Sem se dar conta, Ruijin foi parar diante da porta de Kailu. Hesitou longamente; por fim, tomou coragem, respirou fundo e bateu à porta.
— Quem é?
— Sou eu.
— Ah! Ruijin! — Ao ouvir sua voz, sons apressados de calçar sapatos ecoaram, e a porta logo se abriu.
— Ruijin, por que veio tão de repente? Lá fora só se fala em guerra... Está tudo bem com você? — Kailu parecia abatida, ao surgir à porta.
— Você chorou. Por quê? — perguntou Ruijin, intrigado ao notar os olhos vermelhos dela.
— Ah... não, claro que não! — Kailu tentou disfarçar, mas as lágrimas escaparam involuntariamente.
Ao encarar o rosto de Kailu, mais magro e pálido, e os olhos inchados, Ruijin compreendeu tudo num instante. Sentiu o coração apertar de dor. Num impulso, envolveu Kailu nos braços e, junto ao ouvido dela, murmurou suavemente:
— Se conseguirmos sobreviver a esta batalha, vamos nos casar.
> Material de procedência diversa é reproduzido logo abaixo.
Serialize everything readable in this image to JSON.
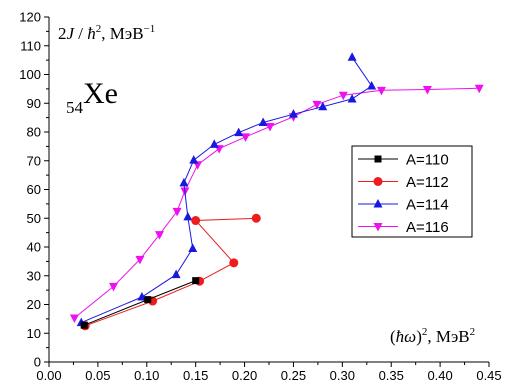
{
  "chart_data": {
    "type": "line",
    "xlim": [
      0.0,
      0.45
    ],
    "ylim": [
      0,
      120
    ],
    "x_ticks": [
      "0.00",
      "0.05",
      "0.10",
      "0.15",
      "0.20",
      "0.25",
      "0.30",
      "0.35",
      "0.40",
      "0.45"
    ],
    "y_ticks": [
      "0",
      "10",
      "20",
      "30",
      "40",
      "50",
      "60",
      "70",
      "80",
      "90",
      "100",
      "110",
      "120"
    ],
    "ylabel": {
      "prefix": "2",
      "var": "J",
      "mid": " / ",
      "hbar": "ħ",
      "sup": "2",
      "unit": ", МэВ",
      "unit_sup": "−1"
    },
    "xlabel": {
      "paren_open": "(",
      "hbar": "ħ",
      "var": "ω",
      "paren_close": ")",
      "sup": "2",
      "unit": ", МэВ",
      "unit_sup": "2"
    },
    "annotation": {
      "sub": "54",
      "text": "Xe"
    },
    "legend_position": "right",
    "grid": false,
    "series": [
      {
        "name": "A=110",
        "color": "#000000",
        "marker": "square",
        "points": [
          [
            0.036,
            12.8
          ],
          [
            0.101,
            21.7
          ],
          [
            0.15,
            28.3
          ]
        ]
      },
      {
        "name": "A=112",
        "color": "#ee1c1c",
        "marker": "circle",
        "points": [
          [
            0.037,
            12.6
          ],
          [
            0.106,
            21.2
          ],
          [
            0.154,
            28.1
          ],
          [
            0.189,
            34.5
          ],
          [
            0.15,
            49.2
          ],
          [
            0.212,
            50.0
          ]
        ]
      },
      {
        "name": "A=114",
        "color": "#1818e0",
        "marker": "triangle-up",
        "points": [
          [
            0.033,
            13.7
          ],
          [
            0.095,
            22.6
          ],
          [
            0.13,
            30.4
          ],
          [
            0.147,
            39.5
          ],
          [
            0.142,
            50.5
          ],
          [
            0.138,
            62.3
          ],
          [
            0.148,
            70.2
          ],
          [
            0.169,
            75.7
          ],
          [
            0.194,
            79.8
          ],
          [
            0.219,
            83.3
          ],
          [
            0.25,
            86.2
          ],
          [
            0.28,
            88.8
          ],
          [
            0.31,
            91.5
          ],
          [
            0.33,
            96.0
          ],
          [
            0.31,
            106.0
          ]
        ]
      },
      {
        "name": "A=116",
        "color": "#ee10ee",
        "marker": "triangle-down",
        "points": [
          [
            0.026,
            15.3
          ],
          [
            0.066,
            26.3
          ],
          [
            0.093,
            35.7
          ],
          [
            0.113,
            44.3
          ],
          [
            0.131,
            52.4
          ],
          [
            0.139,
            59.5
          ],
          [
            0.152,
            68.6
          ],
          [
            0.174,
            74.2
          ],
          [
            0.201,
            78.3
          ],
          [
            0.226,
            81.9
          ],
          [
            0.25,
            85.3
          ],
          [
            0.274,
            89.6
          ],
          [
            0.301,
            92.8
          ],
          [
            0.34,
            94.5
          ],
          [
            0.387,
            94.8
          ],
          [
            0.44,
            95.2
          ]
        ]
      }
    ]
  }
}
“Vamos nos casar! Vamos nos casar! Vamos nos casar!” As palavras anteriores se dissolveram, restando apenas essa promessa a ecoar nos ouvidos de Kailu. Incapaz de conter a emoção, as lágrimas caíram como cachoeira. Kailu se lançou nos braços de Ruijin, apertando-o com força. Em instantes, o ombro dele ficou encharcado pelas lágrimas; por cinco anos, ela esperou ouvir essa frase!
Ao vê-la assim, Ruijin sentiu uma culpa imensa. Afagou-a delicadamente, afastando-a um pouco. Kailu estremeceu ao sentir o movimento. Ele então segurou o rosto dela entre as mãos, inclinou-se e, com a ponta da língua, recolheu suavemente as lágrimas em suas faces.
O rosto de Kailu corou intensamente, como uma maçã madura; envergonhada, fechou os olhos com força. Sentia a língua de Ruijin deslizar por sua pele, e cada toque era como uma corrente elétrica que percorria seu corpo, fazendo-a tremer.
Mais próximo, ainda mais... Até que, finalmente, os lábios se encontraram e se uniram num beijo profundo. Uma explosão pareceu acontecer em suas mentes; o mundo sumiu sob seus pés. No vazio infinito, só existiam eles dois.
Os momentos de amor passaram voando. Em um piscar de olhos, já se tinha passado meia lua.